Off-Highway Vehicle (OHV) use on the National Forests and Grasslands in Texas is now restricted, according to Forest Supervisor Fred Salinas.
"OHV use on the National Forests is limited to designated routes, and the only such designation is the 85-mile multiple-use trail on the Sam Houston National Forest," Salinas said. "Cross-country and off-road use of motorized vehicles of any type is prohibited."
This rule stems from a 2005 directive from the chief of the Forest Service that required each national forest and grassland to designate specific roads, trails and areas open to motor vehicle use. The National Forests and Grasslands in Texas, after public participation through the National Environmental Protection Act (NEPA) decision-making process, is now implementing the 2005 Travel Management Rule.
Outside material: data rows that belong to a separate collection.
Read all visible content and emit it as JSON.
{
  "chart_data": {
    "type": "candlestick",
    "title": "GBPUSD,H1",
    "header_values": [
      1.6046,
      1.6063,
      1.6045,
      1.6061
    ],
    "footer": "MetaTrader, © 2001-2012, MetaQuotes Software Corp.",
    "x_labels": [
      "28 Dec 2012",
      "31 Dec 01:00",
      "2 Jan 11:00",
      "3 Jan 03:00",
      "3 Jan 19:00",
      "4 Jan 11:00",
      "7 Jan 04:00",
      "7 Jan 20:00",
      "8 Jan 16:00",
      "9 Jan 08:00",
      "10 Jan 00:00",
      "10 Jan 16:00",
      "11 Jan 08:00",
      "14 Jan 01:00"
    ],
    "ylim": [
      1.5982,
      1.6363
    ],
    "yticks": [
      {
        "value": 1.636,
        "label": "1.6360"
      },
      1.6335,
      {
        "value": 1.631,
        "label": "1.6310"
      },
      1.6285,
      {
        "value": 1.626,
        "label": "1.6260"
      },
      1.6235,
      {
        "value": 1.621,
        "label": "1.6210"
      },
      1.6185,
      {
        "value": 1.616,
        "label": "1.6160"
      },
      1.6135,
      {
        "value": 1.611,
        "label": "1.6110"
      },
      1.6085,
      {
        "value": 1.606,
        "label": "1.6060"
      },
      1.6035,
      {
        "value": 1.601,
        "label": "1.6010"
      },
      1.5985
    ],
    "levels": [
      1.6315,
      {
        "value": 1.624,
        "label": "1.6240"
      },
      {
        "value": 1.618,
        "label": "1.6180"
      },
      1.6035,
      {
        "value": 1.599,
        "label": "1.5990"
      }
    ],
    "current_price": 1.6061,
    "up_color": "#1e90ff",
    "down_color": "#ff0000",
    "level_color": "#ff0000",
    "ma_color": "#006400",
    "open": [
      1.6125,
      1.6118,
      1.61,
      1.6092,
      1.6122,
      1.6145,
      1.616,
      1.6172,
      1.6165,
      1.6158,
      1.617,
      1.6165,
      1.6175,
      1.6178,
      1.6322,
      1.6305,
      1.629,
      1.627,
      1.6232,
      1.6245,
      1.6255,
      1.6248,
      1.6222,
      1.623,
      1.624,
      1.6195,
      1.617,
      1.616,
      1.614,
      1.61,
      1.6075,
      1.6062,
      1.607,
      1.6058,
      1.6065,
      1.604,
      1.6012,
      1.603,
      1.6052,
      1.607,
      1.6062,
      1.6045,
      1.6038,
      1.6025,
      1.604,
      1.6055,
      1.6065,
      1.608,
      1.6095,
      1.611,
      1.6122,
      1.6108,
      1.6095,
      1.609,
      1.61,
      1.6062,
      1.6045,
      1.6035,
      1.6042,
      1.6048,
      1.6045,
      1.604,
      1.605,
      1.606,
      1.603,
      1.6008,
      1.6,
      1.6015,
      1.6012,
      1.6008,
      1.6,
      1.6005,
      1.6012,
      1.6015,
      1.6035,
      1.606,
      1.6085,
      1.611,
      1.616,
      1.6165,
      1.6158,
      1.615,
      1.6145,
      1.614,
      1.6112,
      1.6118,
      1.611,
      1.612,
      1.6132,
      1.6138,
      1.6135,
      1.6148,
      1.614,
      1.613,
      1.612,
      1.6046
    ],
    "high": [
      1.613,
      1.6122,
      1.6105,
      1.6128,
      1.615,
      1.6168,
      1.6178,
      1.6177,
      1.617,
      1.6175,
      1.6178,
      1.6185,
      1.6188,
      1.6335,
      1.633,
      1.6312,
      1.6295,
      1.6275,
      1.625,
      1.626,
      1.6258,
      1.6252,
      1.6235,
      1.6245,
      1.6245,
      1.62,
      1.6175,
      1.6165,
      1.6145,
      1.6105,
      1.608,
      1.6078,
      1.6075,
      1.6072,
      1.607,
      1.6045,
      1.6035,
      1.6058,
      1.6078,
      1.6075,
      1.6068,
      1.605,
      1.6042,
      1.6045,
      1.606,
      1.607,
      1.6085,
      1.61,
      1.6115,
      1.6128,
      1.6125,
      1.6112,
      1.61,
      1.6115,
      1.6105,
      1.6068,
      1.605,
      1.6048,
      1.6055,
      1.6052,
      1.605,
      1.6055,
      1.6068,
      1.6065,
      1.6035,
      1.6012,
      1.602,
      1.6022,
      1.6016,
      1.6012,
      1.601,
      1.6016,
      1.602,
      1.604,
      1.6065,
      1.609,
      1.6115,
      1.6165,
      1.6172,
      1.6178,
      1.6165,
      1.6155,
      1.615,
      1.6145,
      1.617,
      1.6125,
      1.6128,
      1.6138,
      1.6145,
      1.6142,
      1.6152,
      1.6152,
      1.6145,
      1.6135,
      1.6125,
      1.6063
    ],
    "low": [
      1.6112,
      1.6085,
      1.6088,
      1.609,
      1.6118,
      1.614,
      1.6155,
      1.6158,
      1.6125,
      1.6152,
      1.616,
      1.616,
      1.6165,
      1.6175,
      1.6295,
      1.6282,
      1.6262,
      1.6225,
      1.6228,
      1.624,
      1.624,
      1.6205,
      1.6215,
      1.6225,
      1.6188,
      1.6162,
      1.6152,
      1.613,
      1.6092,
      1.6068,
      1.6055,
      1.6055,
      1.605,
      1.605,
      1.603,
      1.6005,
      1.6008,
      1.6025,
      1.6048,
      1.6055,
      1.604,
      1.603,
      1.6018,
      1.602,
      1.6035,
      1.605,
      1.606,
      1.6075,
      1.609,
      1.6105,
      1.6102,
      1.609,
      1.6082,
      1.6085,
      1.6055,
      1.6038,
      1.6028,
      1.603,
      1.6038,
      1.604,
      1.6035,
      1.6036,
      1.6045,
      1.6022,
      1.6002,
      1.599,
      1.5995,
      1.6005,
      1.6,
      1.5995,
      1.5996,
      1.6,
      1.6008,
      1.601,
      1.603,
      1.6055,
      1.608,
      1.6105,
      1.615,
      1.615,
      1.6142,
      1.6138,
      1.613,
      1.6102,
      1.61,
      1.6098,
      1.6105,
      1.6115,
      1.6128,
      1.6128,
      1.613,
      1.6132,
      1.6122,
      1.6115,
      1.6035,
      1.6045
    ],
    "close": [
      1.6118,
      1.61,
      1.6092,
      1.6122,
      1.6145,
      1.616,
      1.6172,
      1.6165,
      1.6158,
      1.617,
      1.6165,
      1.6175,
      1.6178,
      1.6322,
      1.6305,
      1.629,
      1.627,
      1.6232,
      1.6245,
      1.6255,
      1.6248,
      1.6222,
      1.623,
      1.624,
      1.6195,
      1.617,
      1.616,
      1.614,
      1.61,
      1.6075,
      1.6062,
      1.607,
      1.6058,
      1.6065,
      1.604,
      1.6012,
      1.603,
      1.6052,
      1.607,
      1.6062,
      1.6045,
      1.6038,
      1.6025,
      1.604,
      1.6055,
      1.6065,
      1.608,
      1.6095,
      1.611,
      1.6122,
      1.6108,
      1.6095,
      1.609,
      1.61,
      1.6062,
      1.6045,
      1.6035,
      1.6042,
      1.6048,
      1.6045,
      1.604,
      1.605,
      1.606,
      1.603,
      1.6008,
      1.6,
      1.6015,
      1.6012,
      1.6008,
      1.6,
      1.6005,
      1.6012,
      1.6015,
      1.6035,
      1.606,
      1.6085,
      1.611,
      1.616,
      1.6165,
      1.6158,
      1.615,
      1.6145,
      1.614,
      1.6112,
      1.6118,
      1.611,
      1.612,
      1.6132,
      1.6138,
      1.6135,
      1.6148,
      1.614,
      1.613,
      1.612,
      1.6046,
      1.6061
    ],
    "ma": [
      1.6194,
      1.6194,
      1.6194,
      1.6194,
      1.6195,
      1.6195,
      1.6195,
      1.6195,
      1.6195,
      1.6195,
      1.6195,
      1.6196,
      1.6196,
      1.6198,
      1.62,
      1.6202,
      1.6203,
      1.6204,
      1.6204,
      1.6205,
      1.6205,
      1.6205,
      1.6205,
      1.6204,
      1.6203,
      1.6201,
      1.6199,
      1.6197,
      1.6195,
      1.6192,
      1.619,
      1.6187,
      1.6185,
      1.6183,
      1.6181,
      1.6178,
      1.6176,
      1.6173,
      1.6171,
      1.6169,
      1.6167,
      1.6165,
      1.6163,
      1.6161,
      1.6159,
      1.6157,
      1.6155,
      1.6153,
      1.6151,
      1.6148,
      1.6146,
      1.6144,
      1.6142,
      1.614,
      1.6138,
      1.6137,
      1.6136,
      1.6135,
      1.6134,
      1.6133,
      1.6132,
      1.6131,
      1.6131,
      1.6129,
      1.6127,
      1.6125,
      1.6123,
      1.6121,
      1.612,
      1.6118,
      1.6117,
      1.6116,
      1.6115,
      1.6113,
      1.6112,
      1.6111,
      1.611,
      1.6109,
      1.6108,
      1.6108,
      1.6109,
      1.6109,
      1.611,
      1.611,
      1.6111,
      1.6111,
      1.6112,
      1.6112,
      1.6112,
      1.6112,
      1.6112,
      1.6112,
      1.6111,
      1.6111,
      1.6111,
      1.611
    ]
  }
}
"In the right places, and managed carefully, motor vehicles are an appropriate use of national forests. However, if not managed carefully, motorized recreation can damage both the land and the resources that visitors come to enjoy," Salinas said. "Each year millions of off-highway vehicles travel America's national forests legally and sensibly on designated roads and trails. A small, but growing number of irresponsible OHV users are threatening the health of all national forests by driving far off-trail and damaging fragile plants, wetlands and ecosystems."
To help visitors to the national forests and grasslands know which roads are open to vehicular traffic, the forest service has available a Motor Vehicle Use Map (MVUM) showing where motorized vehicle use is allowed on the National Forests and Grasslands in Texas, by vehicle type and season of use. This will be of particular interest to hunters who use forest service roads to retrieve game.
The Motorized Vehicle Use Maps will be posted on the website: www.fs.fed.us/r8/texas/ and will also be available at the Supervisor's Office and Ranger Offices.